A Dow Jones survey of economists anticipated a rise of 675,000 along with an unemployment rate of 6%. The figure for March was the highest since the 1.58m added in August 2020.

“It shows that the economy is healing, that those who lost their jobs are coming back into the workforce as the recovery continues and restrictions are lifted,” Quincy Krosby, chief market strategist at Prudential Financial told CNBC. “The only concern here is if we have another wave of Covid that leads to another round of closures.”

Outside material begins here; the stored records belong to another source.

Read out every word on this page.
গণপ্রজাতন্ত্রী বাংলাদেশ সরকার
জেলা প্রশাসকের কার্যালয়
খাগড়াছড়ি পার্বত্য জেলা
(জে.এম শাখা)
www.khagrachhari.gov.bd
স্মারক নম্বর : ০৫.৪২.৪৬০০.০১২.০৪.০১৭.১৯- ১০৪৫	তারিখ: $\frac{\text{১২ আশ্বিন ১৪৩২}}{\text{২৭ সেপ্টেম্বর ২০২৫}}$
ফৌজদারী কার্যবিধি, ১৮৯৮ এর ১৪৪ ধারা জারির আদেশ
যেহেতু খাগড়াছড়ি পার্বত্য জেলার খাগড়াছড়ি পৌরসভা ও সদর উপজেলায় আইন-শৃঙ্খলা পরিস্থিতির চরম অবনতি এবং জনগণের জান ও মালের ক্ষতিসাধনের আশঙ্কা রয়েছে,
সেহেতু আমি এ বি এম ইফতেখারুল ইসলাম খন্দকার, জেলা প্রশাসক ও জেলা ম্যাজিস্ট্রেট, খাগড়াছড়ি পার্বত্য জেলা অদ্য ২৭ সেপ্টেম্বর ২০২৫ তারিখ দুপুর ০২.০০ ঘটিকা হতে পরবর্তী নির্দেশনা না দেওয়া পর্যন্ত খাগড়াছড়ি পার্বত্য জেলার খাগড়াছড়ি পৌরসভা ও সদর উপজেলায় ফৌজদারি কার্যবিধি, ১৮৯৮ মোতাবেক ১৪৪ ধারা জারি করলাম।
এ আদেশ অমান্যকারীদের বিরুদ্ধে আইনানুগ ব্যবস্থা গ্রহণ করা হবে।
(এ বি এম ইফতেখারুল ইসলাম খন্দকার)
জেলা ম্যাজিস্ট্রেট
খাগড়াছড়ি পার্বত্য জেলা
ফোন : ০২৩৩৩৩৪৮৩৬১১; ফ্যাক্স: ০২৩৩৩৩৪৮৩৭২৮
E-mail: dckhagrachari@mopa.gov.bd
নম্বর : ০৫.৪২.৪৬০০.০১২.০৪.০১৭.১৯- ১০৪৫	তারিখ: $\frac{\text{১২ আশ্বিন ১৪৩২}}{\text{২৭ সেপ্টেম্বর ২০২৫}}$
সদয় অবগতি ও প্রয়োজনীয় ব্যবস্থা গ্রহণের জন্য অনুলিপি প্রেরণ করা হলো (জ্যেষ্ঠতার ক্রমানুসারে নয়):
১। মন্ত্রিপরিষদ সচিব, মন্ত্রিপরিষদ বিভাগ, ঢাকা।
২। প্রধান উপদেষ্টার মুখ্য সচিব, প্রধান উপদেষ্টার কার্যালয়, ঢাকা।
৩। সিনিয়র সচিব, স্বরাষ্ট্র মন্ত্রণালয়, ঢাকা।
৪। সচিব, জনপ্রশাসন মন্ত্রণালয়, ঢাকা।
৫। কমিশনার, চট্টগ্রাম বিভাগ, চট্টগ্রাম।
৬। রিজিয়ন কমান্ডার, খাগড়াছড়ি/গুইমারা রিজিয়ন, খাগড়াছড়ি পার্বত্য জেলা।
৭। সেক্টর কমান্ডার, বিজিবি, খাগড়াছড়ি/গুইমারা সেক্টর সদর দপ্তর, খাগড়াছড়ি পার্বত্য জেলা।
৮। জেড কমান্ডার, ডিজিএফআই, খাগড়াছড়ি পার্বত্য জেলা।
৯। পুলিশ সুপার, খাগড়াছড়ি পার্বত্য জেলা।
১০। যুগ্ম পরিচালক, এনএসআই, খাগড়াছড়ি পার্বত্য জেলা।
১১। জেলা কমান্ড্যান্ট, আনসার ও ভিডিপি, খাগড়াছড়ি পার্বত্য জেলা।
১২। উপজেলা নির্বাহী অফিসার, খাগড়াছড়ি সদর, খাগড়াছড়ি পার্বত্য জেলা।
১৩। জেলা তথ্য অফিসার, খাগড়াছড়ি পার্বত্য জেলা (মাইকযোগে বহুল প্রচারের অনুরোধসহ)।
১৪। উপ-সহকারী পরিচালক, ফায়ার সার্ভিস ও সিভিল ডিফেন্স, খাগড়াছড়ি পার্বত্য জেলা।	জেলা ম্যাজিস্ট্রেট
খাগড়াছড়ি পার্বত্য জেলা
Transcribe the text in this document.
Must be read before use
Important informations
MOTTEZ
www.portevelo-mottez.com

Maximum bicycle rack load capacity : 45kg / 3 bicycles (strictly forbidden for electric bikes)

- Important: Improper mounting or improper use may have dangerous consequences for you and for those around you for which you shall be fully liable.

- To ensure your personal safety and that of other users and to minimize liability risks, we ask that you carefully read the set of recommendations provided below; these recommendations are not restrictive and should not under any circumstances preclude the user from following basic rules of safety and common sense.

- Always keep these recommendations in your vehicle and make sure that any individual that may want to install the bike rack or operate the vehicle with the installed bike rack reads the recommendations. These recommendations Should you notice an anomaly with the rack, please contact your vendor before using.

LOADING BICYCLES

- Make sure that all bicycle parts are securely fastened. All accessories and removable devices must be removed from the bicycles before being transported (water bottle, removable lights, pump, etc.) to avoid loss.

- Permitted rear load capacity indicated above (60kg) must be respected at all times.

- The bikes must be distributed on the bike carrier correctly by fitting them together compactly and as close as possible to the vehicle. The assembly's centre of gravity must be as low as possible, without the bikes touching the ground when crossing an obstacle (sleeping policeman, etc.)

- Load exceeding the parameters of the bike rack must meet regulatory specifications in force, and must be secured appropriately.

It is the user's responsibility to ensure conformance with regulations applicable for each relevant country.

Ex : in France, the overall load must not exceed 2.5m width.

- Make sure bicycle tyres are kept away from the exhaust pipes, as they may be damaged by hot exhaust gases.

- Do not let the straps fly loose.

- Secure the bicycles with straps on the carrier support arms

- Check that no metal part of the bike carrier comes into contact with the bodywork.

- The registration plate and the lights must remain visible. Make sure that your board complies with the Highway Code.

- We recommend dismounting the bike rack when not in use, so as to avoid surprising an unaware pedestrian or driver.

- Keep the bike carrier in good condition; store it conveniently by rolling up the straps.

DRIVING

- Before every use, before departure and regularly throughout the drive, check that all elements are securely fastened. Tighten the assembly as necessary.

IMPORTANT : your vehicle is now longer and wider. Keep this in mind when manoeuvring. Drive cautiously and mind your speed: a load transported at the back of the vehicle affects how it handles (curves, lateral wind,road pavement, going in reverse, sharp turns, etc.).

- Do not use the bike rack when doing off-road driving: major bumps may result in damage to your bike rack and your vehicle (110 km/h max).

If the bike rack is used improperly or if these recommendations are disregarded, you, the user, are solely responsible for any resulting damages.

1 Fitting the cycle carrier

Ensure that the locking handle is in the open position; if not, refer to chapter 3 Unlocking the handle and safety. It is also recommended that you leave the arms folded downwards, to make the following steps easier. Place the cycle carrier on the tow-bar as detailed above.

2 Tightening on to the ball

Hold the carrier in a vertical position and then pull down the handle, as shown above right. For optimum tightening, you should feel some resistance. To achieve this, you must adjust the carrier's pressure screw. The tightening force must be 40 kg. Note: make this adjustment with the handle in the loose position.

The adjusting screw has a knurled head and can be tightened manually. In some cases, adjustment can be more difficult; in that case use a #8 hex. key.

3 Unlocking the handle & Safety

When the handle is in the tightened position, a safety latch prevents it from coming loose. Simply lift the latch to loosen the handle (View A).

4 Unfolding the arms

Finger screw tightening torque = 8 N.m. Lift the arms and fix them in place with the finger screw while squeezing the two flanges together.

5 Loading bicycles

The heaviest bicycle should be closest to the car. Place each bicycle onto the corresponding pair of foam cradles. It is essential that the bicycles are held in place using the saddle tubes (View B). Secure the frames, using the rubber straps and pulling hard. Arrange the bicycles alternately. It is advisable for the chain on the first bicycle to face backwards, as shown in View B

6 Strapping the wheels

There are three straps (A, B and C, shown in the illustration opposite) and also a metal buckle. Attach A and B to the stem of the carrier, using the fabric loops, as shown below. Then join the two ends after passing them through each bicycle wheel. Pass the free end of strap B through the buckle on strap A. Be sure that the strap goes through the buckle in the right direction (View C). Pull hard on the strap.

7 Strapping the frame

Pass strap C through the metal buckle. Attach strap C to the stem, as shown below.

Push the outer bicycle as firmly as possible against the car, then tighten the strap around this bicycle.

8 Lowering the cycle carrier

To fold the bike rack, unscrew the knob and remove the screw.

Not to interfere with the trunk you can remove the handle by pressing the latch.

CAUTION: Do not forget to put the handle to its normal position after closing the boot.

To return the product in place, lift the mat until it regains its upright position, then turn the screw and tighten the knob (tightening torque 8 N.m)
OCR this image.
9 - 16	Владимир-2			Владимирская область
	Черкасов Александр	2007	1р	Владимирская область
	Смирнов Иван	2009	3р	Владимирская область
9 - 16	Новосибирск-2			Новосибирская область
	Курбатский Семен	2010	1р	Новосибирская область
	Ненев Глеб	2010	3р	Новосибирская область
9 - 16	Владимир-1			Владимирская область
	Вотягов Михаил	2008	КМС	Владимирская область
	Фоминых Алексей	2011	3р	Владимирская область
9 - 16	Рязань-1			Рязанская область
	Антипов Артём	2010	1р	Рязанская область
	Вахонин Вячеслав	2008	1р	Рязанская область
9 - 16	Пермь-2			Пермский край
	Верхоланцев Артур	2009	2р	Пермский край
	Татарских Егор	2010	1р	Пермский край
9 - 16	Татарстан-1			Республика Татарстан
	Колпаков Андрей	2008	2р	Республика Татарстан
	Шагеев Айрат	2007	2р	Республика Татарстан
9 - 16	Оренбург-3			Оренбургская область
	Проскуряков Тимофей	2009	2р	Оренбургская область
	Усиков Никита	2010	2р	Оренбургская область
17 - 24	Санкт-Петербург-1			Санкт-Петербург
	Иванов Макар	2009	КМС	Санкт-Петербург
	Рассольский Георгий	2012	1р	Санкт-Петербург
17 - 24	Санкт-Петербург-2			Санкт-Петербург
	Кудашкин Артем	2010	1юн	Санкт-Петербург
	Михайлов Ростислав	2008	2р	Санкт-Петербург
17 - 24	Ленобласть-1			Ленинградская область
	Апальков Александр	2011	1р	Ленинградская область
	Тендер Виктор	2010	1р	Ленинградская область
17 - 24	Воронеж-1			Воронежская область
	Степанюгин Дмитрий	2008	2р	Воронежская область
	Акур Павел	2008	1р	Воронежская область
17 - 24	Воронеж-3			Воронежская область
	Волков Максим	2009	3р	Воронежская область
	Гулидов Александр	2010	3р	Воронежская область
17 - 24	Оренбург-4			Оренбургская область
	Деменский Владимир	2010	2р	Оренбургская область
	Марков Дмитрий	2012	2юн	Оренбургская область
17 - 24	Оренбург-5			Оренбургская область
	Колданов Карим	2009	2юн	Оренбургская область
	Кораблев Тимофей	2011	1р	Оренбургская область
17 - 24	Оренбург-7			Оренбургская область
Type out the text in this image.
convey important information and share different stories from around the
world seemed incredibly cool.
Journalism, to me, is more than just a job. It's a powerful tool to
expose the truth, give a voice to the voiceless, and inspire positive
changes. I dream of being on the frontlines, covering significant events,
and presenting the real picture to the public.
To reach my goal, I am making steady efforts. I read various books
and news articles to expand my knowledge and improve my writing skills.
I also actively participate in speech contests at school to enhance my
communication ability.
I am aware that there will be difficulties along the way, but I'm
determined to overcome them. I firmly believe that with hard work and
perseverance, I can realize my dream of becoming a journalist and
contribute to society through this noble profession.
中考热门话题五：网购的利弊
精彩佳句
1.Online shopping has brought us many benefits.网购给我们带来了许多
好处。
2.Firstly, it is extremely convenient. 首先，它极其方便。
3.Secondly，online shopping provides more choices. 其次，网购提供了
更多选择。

While the jobs added were spread across the US economy, they were particularly strong in areas impacted the most by the pandemic.

Nearly 7.9m fewer Americans are counted as employed in February 2021 compared to the year before, and the labour market is down by 3.9m people.

Leisure and hospitality, a sector critical to restoring the jobs market to its former strength, showed the strongest gains for the month with 280,000 new hires. Bars and restaurants added 176,000, while arts, entertainment and recreation contributed 64,000 to the total.

Despite its continued gains, the leisure and hospitality sector remains 3.1m below its total before the pandemic in February 2020.

Economists have outlined what the data could mean for monetary policy in the USA if the results show consistency.

“While the gaudy hiring numbers for March won’t lead to an immediate policy shift, if the economy puts together a string of months like what we’ve seen in March, it will only be a matter of time before expectations on the start of Fed tapering will move up to late 2021, also pulling forward market expectations for the first interest-rate hike into the latter part of 2023,” wrote Joseph Brusuelas, chief economist at RSM.